Abstract
The Java SE 7 release is the result of nearly five years of industry-wide development involving open review, weekly builds and extensive collaboration between Oracle engineers and members of the worldwide Java community via the OpenJDK project. Over the past year the OpenJDK community has continued to grow, including the addition of major vendors such as IBM and Apple. In June Oracle announced that the Java SE 7 Reference Implementation will be based entirely on the OpenJDK open source code.
The Java SE 7 release includes new features such as small language changes for improved developer productivity, a new Filesystem API, support for asynchronous I/O, a new fork/join framework for multicore performance, improved support for dynamic and script languages, updates to security, internationalization and web standards and much more.
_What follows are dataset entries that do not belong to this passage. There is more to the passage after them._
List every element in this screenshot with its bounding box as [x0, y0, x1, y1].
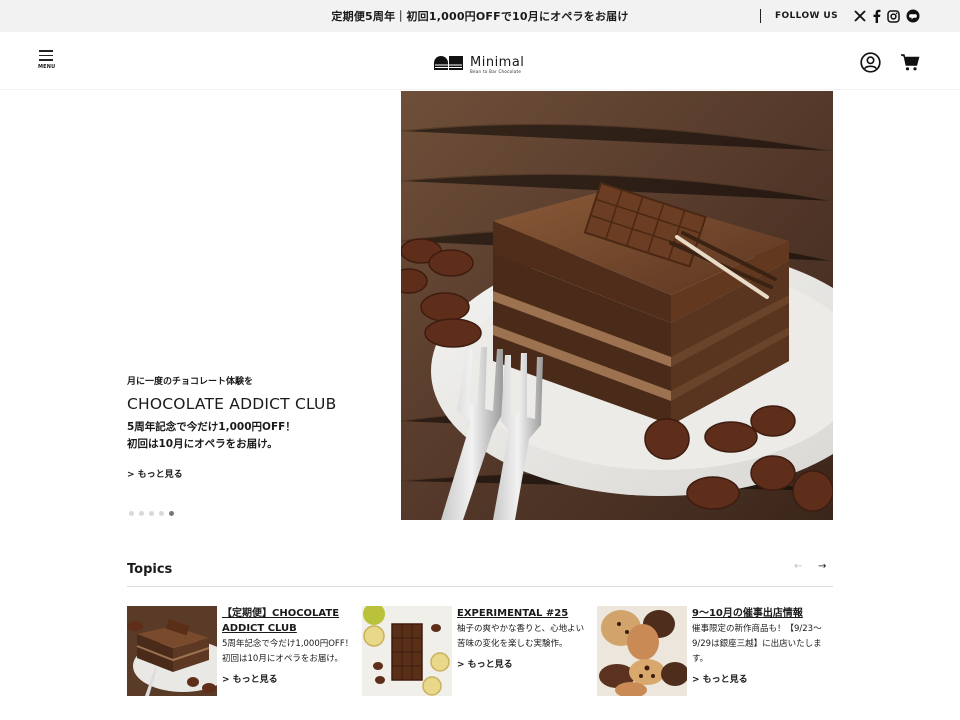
menu-button[interactable]: MENU: [38, 50, 56, 74]
topics-title: Topics: [127, 562, 173, 577]
slider-dots: [129, 511, 174, 516]
topic-title[interactable]: EXPERIMENTAL #25: [457, 606, 590, 621]
announcement-bar: 定期便5周年｜初回1,000円OFFで10月にオペラをお届け FOLLOW US: [0, 0, 960, 32]
hero-desc-line: 初回は10月にオペラをお届け。: [127, 438, 278, 450]
hero-title: CHOCOLATE ADDICT CLUB: [127, 395, 337, 413]
facebook-icon[interactable]: [872, 9, 881, 23]
hero-more-link[interactable]: > もっと見る: [127, 467, 183, 480]
topic-more-link[interactable]: > もっと見る: [222, 672, 278, 685]
topic-thumbnail[interactable]: [362, 606, 452, 696]
hamburger-icon-bar: [39, 54, 53, 57]
site-header: MENU Minimal Bean to Bar Chocolate: [0, 32, 960, 90]
divider: [759, 9, 761, 23]
logo-mark-icon: [434, 55, 463, 70]
topic-more-link[interactable]: > もっと見る: [692, 672, 748, 685]
instagram-icon[interactable]: [887, 9, 900, 23]
cart-icon[interactable]: [900, 52, 920, 76]
topic-body: EXPERIMENTAL #25 柚子の爽やかな香りと、心地よい苦味の変化を楽し…: [457, 606, 590, 706]
hero-kicker: 月に一度のチョコレート体験を: [127, 377, 254, 387]
topic-text: 柚子の爽やかな香りと、心地よい苦味の変化を楽しむ実験作。: [457, 624, 585, 649]
site-logo[interactable]: Minimal Bean to Bar Chocolate: [432, 51, 524, 74]
slider-dot[interactable]: [149, 511, 154, 516]
hero-image[interactable]: [401, 91, 833, 520]
x-icon[interactable]: [854, 10, 866, 22]
hero-caption: 月に一度のチョコレート体験を CHOCOLATE ADDICT CLUB 5周年…: [127, 374, 387, 481]
topics-prev-arrow-icon[interactable]: ←: [794, 561, 802, 572]
slider-dot-active[interactable]: [169, 511, 174, 516]
follow-label: FOLLOW US: [774, 11, 838, 21]
topic-card: 9〜10月の催事出店情報 催事限定の新作商品も！【9/23〜9/29は銀座三越】…: [597, 606, 825, 706]
user-icon[interactable]: [860, 52, 881, 77]
topic-more-link[interactable]: > もっと見る: [457, 657, 513, 670]
topic-body: 9〜10月の催事出店情報 催事限定の新作商品も！【9/23〜9/29は銀座三越】…: [692, 606, 825, 706]
logo-text: Minimal: [470, 55, 525, 70]
logo-subtext: Bean to Bar Chocolate: [470, 69, 522, 74]
topic-title[interactable]: 【定期便】CHOCOLATE ADDICT CLUB: [222, 606, 355, 636]
hero-desc-line: 5周年記念で今だけ1,000円OFF！: [127, 421, 296, 433]
topic-body: 【定期便】CHOCOLATE ADDICT CLUB 5周年記念で今だけ1,00…: [222, 606, 355, 706]
topic-card: 【定期便】CHOCOLATE ADDICT CLUB 5周年記念で今だけ1,00…: [127, 606, 355, 706]
hamburger-icon-bar: [39, 59, 53, 61]
slider-dot[interactable]: [129, 511, 134, 516]
divider: [127, 586, 833, 587]
slider-dot[interactable]: [159, 511, 164, 516]
hamburger-icon: [39, 50, 53, 52]
line-icon[interactable]: [906, 9, 920, 23]
topic-card: EXPERIMENTAL #25 柚子の爽やかな香りと、心地よい苦味の変化を楽し…: [362, 606, 590, 706]
topic-title[interactable]: 9〜10月の催事出店情報: [692, 606, 825, 621]
topics-next-arrow-icon[interactable]: →: [818, 561, 826, 572]
menu-label: MENU: [38, 63, 56, 70]
topic-text: 催事限定の新作商品も！【9/23〜9/29は銀座三越】に出店いたします。: [692, 624, 822, 664]
topic-thumbnail[interactable]: [127, 606, 217, 696]
slider-dot[interactable]: [139, 511, 144, 516]
topic-thumbnail[interactable]: [597, 606, 687, 696]
follow-us: FOLLOW US: [759, 7, 920, 25]
hero-description: 5周年記念で今だけ1,000円OFF！ 初回は10月にオペラをお届け。: [127, 419, 387, 453]
topic-text: 5周年記念で今だけ1,000円OFF！初回は10月にオペラをお届け。: [222, 639, 354, 664]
In this session, we’ll provide an overview of the these new features and highlight the major improvements.
Slides
Bio
Scott Seighman is a Principal Sales Consultant with Oracle where his primary focus is architecting open solutions that span the computing landscape, from embedded devices to cloud architectures. Based in Cleveland, Scott is tasked with cultivating the technical staffs within Oracle’s Partner community through training, workshops, webinars, product evaluations, and demos. Prior to joining Oracle, Scott spent 12 years with Sun Microsystems as a systems engineer, promoting Java technologies (ME, SE, EE) throughout the Midwest.